Other than that, which is a pretty big problem for him starting school, he is average or above average on most of his testing.
He is very visual. He will do awesome at visual learning.
He is below average when it comes to verbal stuff. If he hears a story, he can't repeat it back, for instance. But, if he is given a choice (i.e. was it a brown dog or a black dog in the story?), he will do better. And, he can't list things. For instance, if asked, "List as many animals as you can," he will say, "Lion, 2 lions, 3 lions," until the doctor says, "OK, more," and then he will say, "Rhino, 2 rhinos, 3 rhinos." When asked for a grocery list, he said, "Strawberries, strawberry shortcake, strawberry cream...."
She said she doesn't see Asher asking for help or clarification if he needs it. She said he would just sit and do it, best he could, but maybe do it wrong, and then be crushed (disappointed) when he is told it is wrong.
She also said he is a 'serious' boy, although, a few times he purposefully answered with wrong (not pertaining) answers, and then smiled at her. One time he started whining and she told him to stop whining and he did. She said he took it fine; his feelings weren't hurt. She said he needs a gentle but firm teacher, and he needs big praise for success!
He has a good memory, she said.
His IQ is exactly the same, testing on 2/07 and 6/08. I think she said it was 98.
She said he is VERY shy and will be for awhile till he gets comfortable with the teacher and other kids. She said, most likely, when the teacher calls on Asher he will just stare at her and not answer (he did that to her at times, she said).
She said she also noticed he was clumsy when he walked. I told her I noticed the same thing when he has shoes on. It seems to have gotten worse, over the last year. He trips over his own feet. She said he should have a PT evaluation, as well as a OT one and a speech one. She feels he doesn't talk or understand speech real well / doesn't have a varied vocabulary (not sure how to say that). I don't know about that. I don't understand, after all this time, why they are waiting till now to recommend these evaluations. Why couldn't the oncology team recommend/order the evaluations prior to now, only 10 days away from school starting?
She also said I should call the school and discuss the IEP ("Individualized Education Plan")....or even a "504 Plan." He definitely qualifies, she said (even without radiation). She said once it is in place, it is good for up to three years. The fact that I would have a bunch of tests already done, at PCH, would be helpful, as the school gets so busy, she said. Although, if the school wants to test themselves, let them, she said. I don't know why I haven't wanted to do this....I'm so reluctant....
I'm feeling pretty emotional today, deep inside. It isn't just that my baby is starting school, it is my baby that had a very serious illness that is starting school....
I don't want to let him go....
I'm excited for him, though....really....all that he will learn....the friends he will make....
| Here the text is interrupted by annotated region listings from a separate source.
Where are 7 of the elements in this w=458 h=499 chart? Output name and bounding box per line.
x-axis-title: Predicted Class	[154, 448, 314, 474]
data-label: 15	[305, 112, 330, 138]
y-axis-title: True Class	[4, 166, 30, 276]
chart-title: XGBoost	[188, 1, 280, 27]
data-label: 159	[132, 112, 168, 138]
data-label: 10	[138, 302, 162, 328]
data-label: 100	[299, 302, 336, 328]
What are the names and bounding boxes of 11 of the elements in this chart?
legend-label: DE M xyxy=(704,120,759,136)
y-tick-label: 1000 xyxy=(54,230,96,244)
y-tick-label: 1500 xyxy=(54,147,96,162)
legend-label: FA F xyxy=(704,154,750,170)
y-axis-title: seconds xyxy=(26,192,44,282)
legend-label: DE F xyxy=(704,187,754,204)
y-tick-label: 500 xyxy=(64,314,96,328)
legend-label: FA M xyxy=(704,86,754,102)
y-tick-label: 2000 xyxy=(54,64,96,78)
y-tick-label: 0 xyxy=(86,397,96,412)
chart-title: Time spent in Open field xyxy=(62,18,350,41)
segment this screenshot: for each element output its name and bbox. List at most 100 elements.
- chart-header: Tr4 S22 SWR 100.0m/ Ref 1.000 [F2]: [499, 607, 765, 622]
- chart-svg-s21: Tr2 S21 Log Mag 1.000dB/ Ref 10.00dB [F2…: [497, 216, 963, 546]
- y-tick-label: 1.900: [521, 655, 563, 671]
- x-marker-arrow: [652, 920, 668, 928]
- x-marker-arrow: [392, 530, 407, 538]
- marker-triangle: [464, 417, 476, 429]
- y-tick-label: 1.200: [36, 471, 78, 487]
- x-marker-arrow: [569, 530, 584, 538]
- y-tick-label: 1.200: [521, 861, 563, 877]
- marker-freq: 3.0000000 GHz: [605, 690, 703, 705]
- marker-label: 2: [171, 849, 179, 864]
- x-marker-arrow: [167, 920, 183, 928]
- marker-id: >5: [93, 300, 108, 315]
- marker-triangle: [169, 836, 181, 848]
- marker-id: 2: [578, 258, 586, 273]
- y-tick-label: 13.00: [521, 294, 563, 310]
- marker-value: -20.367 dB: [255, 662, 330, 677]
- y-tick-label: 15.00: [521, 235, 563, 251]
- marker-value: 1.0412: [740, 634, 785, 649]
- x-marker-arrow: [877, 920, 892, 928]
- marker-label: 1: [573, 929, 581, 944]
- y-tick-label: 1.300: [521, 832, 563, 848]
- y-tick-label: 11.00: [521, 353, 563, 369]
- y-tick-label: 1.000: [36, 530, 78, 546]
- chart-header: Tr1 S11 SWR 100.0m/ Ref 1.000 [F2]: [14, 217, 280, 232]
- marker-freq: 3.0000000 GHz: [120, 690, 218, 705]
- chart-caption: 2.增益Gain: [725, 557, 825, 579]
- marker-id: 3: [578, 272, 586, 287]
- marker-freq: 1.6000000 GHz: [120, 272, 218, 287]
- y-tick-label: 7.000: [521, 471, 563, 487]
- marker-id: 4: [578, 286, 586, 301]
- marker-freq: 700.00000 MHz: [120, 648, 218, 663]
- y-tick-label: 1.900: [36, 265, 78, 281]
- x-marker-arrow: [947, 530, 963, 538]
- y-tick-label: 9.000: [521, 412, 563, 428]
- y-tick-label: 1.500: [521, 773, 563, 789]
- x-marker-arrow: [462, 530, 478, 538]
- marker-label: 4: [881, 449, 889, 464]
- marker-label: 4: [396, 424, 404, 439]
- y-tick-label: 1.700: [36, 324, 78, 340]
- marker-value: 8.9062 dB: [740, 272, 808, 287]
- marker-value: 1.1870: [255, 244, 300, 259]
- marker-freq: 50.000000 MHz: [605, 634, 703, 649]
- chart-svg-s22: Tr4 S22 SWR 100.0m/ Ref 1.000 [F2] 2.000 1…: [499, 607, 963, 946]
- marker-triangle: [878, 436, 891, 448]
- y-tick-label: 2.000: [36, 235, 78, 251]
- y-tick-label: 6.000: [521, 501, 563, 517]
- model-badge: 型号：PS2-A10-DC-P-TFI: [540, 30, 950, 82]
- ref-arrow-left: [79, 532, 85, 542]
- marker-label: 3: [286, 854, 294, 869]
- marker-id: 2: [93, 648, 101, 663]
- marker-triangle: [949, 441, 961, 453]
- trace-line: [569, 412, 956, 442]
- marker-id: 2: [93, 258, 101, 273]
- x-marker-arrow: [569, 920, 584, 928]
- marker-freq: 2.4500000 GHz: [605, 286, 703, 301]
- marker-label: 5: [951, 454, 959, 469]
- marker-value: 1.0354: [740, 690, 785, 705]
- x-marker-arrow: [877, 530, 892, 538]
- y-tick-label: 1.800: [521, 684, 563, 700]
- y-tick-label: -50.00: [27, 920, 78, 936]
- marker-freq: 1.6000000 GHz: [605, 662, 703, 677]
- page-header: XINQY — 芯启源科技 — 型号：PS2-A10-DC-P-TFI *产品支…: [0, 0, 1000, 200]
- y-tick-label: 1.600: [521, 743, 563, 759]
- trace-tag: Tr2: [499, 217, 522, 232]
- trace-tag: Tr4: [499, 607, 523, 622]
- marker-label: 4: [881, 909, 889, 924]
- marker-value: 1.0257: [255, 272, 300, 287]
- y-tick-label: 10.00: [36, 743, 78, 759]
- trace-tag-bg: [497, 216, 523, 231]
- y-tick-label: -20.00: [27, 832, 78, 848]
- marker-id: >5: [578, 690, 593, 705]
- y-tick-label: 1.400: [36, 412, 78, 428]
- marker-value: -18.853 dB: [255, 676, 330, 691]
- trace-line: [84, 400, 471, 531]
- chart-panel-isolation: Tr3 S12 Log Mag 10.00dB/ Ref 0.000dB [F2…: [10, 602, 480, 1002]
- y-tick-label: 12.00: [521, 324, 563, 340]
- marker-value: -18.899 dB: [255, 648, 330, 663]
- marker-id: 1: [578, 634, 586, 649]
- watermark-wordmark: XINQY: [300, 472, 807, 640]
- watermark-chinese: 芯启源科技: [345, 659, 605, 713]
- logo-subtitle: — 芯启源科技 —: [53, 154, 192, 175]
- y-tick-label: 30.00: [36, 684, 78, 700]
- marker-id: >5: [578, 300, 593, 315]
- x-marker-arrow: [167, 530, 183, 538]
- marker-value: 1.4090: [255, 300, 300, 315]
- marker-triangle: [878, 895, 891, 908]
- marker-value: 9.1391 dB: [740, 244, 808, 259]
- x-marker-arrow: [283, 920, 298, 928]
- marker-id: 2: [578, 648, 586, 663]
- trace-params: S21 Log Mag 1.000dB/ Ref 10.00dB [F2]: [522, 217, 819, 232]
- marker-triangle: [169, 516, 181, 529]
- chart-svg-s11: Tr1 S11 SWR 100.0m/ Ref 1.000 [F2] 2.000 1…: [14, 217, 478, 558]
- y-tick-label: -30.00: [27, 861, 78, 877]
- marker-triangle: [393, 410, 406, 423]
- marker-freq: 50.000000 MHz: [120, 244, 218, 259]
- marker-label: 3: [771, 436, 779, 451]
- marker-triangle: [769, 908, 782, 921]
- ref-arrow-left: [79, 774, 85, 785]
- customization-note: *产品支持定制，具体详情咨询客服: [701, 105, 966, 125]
I'm just scared, in general. I need to let it go, though, because I know Asher can sense it. We are very close that way. Maybe I can double dose on the Zoloft for a month or so. Hahaha. Wouldn't it be nice if there was a magic vitamin to take all anxiety away....
On a great note....Asher and I were in Anaheim, CA this past weekend at a National (model) Train Show and Disneyland. We had a great time, a really great time. We even flew instead of me driving 11 hours, so we got more time in CA Wonderful memories for the two of us.... I wish Scott had wanted to go, so that we could all have been together, but, I loved the one-on-one time with just Asher, too. I'm glad for those memories.